The Portland City Council passed an ordinance on Wednesday to give two Black-led nonprofits a total of $2.5 million toward their efforts to build affordable housing in North and Northeast Portland.
Self Enhancement Inc. will receive $1.5 million for a project that aims to build 49 affordable homes in what was once East Vanport, the working-class neighborhood devastated by a 1948 flood that displaced hundreds of Black families.
Williams & Russell CDC will receive $1 million for a project that seeks to build 20 townhomes and 85 affordable apartments in Albina, another historically Black neighborhood emptied by city policies.
The $2.5 million will serve as gap funding for both projects; the total cost of the two projects is much higher.
The council took months to decide on whether and how to fund the two projects. The money will come from the construction excise tax subfund, which was established in 2016 to fund affordable housing initiatives. The policy, which passed 10–2, was principally championed by District 1 Councilor Loretta Smith.
“I am very proud of this ordinance,” Smith said Wednesday. “I know the biggest thing that got me out of poverty raising a young son was my first purchase of a home. And that’s where it starts.” The policy will “give others who look like me or in underserved communities the same opportunity that I had,” she said.
One of the ordinance’s major goals is to combat historical disparities in white and Black homeownership rates.
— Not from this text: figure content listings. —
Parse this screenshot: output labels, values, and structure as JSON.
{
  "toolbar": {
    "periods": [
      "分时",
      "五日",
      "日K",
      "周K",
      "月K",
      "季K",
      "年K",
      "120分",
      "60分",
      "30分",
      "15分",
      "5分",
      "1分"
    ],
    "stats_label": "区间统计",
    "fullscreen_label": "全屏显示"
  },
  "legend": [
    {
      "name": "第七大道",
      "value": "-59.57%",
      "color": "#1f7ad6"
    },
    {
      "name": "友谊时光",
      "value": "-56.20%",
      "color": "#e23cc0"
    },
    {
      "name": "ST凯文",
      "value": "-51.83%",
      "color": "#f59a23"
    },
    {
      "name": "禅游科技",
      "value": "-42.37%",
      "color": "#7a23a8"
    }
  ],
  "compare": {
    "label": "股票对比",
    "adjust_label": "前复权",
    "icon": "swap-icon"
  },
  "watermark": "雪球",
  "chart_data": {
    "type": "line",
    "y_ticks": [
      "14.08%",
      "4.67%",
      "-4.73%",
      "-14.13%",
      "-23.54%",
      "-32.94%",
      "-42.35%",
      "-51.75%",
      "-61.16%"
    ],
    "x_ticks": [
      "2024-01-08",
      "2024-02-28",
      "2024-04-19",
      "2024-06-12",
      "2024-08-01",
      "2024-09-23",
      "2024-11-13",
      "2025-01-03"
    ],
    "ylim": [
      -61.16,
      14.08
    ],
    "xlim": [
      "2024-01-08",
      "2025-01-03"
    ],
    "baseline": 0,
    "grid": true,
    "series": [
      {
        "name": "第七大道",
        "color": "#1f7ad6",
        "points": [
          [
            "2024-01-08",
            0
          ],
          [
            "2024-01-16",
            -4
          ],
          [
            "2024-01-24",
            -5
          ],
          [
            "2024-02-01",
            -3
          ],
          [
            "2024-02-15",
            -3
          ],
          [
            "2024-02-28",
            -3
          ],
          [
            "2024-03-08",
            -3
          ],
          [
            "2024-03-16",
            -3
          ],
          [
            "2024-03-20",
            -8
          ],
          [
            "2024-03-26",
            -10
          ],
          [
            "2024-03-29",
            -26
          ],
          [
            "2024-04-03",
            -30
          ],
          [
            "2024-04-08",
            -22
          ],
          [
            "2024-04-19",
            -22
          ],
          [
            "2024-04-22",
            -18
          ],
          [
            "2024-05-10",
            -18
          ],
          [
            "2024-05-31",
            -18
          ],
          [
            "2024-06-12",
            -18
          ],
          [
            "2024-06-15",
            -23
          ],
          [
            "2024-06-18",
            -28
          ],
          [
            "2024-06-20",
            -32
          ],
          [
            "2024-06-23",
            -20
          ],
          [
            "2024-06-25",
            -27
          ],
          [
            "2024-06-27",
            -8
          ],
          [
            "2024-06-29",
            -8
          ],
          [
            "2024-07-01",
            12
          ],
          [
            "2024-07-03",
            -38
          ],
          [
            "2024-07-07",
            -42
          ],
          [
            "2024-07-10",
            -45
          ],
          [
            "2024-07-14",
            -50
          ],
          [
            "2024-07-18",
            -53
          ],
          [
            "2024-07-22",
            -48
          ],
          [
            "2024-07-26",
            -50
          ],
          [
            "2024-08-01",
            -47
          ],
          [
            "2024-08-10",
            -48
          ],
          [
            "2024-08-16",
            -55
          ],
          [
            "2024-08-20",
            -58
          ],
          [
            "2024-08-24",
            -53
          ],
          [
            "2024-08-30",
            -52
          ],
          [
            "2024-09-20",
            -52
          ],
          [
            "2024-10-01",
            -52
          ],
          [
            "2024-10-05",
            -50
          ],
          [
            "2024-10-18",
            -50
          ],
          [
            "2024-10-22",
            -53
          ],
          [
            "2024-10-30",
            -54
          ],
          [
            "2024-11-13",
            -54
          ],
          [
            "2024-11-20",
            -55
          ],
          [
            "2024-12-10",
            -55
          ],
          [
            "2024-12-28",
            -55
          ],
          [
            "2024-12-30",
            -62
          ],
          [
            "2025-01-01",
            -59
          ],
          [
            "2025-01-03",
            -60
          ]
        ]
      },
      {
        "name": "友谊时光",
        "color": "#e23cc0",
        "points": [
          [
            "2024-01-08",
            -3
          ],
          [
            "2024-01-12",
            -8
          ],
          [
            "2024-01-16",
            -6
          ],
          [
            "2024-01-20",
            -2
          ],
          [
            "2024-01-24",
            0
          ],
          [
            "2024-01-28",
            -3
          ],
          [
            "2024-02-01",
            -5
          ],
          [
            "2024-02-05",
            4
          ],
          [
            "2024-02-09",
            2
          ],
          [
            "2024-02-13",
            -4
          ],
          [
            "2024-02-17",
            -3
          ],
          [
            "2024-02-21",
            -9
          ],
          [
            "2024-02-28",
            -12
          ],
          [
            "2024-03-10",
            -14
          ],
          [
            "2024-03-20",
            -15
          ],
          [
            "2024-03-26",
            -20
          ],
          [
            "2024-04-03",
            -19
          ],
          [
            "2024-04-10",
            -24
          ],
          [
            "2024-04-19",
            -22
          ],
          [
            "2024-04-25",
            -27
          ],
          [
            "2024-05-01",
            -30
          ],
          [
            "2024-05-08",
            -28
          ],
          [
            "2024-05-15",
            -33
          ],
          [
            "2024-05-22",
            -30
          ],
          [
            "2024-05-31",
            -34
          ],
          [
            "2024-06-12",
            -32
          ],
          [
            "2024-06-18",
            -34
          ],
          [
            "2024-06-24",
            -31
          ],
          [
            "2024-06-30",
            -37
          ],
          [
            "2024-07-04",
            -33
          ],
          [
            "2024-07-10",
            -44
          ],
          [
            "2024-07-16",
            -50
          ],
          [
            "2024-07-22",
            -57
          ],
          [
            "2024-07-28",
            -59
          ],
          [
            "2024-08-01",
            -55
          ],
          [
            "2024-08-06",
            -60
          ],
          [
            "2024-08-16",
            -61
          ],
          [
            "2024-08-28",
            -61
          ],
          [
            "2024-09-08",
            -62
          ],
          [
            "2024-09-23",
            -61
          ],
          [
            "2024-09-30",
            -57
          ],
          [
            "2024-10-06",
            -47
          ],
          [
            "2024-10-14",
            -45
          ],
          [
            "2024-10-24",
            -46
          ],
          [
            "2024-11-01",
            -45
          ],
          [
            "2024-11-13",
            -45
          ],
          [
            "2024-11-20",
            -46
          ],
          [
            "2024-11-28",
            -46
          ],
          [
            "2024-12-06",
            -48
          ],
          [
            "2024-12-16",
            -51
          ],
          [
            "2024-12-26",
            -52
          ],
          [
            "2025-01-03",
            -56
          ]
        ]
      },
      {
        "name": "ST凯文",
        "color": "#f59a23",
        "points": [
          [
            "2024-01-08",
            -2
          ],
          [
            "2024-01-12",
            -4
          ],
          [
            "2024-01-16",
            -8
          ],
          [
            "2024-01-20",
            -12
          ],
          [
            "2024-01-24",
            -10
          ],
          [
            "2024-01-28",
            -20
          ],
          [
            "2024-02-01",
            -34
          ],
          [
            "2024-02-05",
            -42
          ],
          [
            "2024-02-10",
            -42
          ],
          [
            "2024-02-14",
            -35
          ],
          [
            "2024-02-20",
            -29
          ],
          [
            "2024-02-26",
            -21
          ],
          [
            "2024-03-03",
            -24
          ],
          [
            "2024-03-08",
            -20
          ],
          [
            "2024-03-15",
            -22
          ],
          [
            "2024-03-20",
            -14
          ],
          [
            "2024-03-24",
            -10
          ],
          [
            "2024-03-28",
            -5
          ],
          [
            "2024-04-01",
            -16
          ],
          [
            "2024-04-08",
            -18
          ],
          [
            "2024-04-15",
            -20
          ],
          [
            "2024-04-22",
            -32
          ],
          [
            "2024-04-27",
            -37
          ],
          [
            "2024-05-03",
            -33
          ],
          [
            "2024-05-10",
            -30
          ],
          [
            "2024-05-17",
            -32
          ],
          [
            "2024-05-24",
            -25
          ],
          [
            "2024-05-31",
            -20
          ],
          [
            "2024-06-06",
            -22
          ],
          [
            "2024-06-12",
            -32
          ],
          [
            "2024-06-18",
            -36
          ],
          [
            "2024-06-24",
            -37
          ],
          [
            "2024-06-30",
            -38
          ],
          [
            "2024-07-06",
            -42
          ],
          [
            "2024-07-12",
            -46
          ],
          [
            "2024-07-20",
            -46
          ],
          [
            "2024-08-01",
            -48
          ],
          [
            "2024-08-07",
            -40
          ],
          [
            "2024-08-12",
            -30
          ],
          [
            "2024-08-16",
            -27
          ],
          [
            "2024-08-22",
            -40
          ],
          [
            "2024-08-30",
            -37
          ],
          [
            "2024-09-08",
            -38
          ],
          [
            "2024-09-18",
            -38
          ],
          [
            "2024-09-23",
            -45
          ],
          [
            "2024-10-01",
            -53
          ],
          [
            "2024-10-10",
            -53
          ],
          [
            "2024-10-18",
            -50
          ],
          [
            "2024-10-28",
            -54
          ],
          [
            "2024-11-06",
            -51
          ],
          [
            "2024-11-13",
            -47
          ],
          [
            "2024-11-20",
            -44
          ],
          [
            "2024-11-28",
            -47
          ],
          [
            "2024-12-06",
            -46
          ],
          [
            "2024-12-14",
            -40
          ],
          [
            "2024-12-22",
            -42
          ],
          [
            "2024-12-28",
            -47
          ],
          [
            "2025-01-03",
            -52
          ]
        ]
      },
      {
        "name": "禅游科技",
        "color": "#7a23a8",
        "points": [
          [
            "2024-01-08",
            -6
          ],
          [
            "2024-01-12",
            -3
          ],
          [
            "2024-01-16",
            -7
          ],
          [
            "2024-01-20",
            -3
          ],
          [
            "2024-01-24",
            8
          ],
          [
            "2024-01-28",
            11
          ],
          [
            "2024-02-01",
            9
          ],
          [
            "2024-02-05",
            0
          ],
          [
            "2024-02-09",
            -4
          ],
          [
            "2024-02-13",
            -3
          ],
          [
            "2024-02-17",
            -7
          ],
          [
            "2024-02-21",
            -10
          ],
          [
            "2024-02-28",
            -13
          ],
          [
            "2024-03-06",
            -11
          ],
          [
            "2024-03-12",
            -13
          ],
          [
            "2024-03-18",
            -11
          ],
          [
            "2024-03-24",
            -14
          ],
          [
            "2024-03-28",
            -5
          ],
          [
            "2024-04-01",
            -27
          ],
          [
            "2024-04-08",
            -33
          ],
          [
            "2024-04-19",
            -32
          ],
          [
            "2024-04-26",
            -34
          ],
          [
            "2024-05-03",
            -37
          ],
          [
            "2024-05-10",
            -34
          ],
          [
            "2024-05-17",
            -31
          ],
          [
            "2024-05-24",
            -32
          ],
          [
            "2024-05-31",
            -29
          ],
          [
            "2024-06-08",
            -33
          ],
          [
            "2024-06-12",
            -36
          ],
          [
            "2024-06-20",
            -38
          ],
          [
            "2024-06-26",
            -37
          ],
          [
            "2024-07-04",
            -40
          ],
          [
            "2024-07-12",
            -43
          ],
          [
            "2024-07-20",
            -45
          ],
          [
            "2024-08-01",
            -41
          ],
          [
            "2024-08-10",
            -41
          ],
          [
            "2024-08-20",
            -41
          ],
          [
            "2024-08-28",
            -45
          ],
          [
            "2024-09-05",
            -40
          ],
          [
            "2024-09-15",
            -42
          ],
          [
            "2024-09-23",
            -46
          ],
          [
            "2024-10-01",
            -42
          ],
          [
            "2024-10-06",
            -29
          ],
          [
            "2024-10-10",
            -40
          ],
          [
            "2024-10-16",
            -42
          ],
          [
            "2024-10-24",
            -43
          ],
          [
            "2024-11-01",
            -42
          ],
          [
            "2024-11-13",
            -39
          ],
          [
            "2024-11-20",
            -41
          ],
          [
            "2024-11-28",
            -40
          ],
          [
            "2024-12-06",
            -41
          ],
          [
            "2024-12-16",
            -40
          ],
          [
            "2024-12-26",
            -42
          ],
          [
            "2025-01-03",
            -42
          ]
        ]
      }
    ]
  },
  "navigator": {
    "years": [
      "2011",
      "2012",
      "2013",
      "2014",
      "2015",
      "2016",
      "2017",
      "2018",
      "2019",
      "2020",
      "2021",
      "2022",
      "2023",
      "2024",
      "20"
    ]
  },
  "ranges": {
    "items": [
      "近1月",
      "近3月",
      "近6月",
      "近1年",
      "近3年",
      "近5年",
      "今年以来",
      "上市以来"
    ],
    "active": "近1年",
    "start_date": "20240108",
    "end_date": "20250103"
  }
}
Sahaan McKelvey, SEI’s director of advocacy and engagement, told the council on May 27 that the project’s goal is build homes that are affordable to Black Portlanders who could not otherwise buy a home.
Nationwide, the white homeownership rate was 73.8% in late 2023, while Black homeownership was only 45.9%.
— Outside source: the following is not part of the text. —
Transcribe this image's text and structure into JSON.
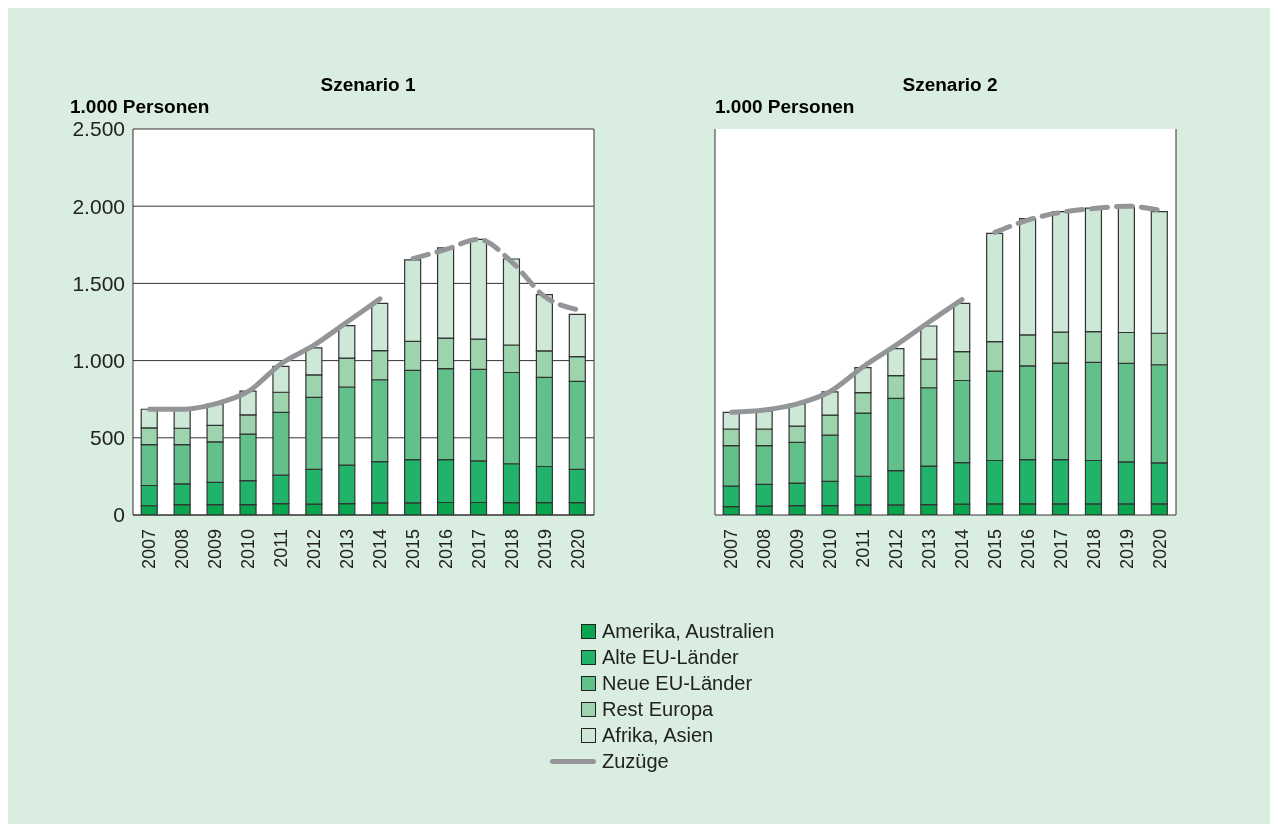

As you zoom into Oregon and Portland, the disparities increase. Sixty-seven percent of white Oregonian households owned a home in 2023. Only 30% of Black households did, according to national census data. Because only about 6% of Portlanders are Black, homeownership rates for Black Portlanders are harder to measure accurately. But the city has said the rate sits between 25% and 28%, compared to 55.8% for white Portlanders.
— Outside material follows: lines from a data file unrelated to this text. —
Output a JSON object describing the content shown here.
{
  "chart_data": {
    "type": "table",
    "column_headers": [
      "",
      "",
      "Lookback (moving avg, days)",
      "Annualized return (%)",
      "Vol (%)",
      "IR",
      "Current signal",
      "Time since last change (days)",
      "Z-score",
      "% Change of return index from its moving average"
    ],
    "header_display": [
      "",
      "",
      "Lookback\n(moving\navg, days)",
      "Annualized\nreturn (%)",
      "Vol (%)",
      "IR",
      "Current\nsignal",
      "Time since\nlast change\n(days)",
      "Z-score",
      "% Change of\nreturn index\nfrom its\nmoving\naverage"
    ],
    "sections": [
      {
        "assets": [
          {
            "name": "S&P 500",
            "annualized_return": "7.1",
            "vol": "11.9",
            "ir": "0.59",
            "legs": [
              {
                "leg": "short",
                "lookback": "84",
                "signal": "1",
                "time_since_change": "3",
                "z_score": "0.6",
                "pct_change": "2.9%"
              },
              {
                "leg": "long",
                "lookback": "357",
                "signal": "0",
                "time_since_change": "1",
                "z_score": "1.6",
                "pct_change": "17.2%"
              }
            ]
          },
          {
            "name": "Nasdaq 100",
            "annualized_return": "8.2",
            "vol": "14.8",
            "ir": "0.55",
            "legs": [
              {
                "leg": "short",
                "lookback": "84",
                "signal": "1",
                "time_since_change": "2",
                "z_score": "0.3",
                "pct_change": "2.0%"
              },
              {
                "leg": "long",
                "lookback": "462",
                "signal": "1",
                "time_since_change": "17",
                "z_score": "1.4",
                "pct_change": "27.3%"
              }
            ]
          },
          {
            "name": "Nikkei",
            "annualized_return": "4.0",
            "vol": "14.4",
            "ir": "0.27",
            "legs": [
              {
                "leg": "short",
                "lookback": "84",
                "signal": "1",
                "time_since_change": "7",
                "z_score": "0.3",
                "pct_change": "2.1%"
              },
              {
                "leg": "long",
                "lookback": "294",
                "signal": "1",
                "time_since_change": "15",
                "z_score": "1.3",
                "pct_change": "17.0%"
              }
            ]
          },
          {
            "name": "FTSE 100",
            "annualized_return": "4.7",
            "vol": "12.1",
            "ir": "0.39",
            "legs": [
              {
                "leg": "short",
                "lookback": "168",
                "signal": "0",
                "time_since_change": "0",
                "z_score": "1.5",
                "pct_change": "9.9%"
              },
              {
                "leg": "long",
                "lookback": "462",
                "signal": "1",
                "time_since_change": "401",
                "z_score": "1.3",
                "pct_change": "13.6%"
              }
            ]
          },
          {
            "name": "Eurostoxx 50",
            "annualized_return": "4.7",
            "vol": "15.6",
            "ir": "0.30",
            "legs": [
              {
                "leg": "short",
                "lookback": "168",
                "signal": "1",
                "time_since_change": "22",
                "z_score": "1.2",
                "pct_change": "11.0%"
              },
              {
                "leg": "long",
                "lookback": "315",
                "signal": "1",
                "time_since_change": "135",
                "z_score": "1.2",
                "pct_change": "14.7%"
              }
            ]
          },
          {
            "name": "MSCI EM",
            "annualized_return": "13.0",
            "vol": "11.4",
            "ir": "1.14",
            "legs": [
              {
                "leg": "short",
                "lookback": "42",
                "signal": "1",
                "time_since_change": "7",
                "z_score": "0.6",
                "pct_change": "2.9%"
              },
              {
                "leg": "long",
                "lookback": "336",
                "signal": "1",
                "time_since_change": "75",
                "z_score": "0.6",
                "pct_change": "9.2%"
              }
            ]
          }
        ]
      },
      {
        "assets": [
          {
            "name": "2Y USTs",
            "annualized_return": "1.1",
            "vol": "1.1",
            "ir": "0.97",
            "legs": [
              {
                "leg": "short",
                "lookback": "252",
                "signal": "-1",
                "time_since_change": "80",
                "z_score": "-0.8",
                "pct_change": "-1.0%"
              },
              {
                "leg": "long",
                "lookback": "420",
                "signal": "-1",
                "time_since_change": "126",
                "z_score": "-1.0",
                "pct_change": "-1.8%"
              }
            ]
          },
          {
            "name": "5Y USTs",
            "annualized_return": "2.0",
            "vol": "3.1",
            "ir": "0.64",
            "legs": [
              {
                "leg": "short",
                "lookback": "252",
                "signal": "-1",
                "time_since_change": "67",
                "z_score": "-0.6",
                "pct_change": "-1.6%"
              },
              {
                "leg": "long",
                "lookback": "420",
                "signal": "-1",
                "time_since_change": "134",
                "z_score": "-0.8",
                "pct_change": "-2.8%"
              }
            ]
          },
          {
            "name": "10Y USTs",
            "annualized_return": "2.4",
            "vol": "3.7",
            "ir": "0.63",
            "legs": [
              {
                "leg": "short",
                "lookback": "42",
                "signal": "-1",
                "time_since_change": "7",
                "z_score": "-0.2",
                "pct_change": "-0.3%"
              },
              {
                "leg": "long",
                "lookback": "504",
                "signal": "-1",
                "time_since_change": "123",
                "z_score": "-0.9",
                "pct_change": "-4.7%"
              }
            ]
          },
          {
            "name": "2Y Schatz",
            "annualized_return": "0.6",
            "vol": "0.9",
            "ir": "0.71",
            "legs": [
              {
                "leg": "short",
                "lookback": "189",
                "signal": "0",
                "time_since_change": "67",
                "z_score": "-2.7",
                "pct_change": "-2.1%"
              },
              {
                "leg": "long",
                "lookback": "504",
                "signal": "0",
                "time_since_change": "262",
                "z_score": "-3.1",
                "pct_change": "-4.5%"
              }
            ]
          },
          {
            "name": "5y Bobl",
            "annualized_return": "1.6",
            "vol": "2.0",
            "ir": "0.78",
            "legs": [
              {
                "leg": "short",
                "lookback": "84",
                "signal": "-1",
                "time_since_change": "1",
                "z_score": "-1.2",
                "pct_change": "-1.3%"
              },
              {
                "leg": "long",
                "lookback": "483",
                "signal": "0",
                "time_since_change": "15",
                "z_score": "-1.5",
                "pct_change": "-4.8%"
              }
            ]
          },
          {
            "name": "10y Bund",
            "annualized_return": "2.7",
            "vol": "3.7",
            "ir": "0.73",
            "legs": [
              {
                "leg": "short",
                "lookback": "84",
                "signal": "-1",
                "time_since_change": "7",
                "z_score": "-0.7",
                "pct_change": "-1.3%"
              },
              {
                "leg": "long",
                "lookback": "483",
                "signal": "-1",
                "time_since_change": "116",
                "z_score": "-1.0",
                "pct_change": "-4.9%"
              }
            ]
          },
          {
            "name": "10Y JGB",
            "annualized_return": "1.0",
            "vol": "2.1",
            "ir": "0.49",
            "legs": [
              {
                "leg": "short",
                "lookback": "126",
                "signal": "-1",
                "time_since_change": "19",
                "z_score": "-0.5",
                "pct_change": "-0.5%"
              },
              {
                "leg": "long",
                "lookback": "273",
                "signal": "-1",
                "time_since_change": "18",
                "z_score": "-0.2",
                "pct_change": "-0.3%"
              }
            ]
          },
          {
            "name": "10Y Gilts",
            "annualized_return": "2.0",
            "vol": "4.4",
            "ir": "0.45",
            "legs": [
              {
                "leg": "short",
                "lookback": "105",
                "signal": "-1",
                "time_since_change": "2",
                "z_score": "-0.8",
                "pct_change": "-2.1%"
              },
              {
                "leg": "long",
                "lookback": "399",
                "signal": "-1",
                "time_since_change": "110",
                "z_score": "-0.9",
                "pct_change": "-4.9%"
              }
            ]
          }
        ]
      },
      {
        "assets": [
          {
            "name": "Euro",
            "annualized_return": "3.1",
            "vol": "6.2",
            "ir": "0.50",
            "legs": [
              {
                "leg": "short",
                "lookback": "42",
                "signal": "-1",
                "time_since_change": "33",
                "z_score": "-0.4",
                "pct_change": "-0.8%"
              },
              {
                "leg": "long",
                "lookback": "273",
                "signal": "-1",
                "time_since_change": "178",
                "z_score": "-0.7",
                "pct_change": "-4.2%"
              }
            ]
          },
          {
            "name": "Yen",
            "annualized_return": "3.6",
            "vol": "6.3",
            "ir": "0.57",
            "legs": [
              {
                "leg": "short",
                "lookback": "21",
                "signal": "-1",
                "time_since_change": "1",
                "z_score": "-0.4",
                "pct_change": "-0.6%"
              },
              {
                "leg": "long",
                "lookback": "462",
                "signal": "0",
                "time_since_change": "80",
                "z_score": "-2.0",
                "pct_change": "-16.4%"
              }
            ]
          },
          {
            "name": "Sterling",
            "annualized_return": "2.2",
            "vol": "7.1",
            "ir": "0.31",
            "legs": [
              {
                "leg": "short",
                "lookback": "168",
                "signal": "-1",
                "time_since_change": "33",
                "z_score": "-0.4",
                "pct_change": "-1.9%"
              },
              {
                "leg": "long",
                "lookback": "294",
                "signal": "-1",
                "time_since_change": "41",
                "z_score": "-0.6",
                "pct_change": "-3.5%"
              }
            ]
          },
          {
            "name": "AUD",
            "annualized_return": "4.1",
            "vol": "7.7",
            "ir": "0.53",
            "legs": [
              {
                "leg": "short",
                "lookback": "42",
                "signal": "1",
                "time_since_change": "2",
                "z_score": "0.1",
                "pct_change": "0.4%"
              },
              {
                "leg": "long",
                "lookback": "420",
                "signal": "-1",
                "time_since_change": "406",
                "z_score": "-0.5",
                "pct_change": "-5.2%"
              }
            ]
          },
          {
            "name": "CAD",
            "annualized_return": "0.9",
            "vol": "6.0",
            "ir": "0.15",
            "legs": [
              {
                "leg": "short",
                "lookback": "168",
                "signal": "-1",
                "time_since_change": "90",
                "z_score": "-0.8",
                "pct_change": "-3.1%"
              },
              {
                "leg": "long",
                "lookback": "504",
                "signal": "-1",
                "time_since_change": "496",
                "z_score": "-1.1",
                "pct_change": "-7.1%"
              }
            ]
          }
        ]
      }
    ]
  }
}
The ordinance is also meant to address successive displacements of Black communities throughout the mid-20th century, Smith says.
Bryson Davis, Williams & Russell’s president, told the council May 27 that his organization is specifically working to reach Black Portlanders displaced from Albina by urban renewal. (During the 1950s and ’60s, the city condemned hundreds of Black-owned homes and businesses to make way for Interstate 5, Veterans Memorial Coliseum and the aborted Legacy Emanuel Medical Center expansion that razed a chunk of Albina, then left it vacant for decades.)
Getting these funds to SEI and Williams & Russell has been a mission of Smith’s for six months. Smith lobbied to give $2.5 million to the organizations during the city’s spring technical adjustment ordinance process, during which the city shores up any deficits or surpluses in its current year budget. The council shot the proposal down at the time.
“I am frustrated. I have been just about as frustrated as I have ever been in my public life with this,” Smith said at the time. “Because it really reeks of institutional racism, anti-Blackness, that SEI and Williams & Russell were taken out.”
Yet another try at funding during the city’s recent budget process—the effort this time was led by Councilor Sameer Kanal—got shot down, too.
Councilors Candace Avalos and Angelita Morillo offered the only two votes against the ordinance on Wednesday. Both said there should have been a more robust process for additional organizations to petition for the funds.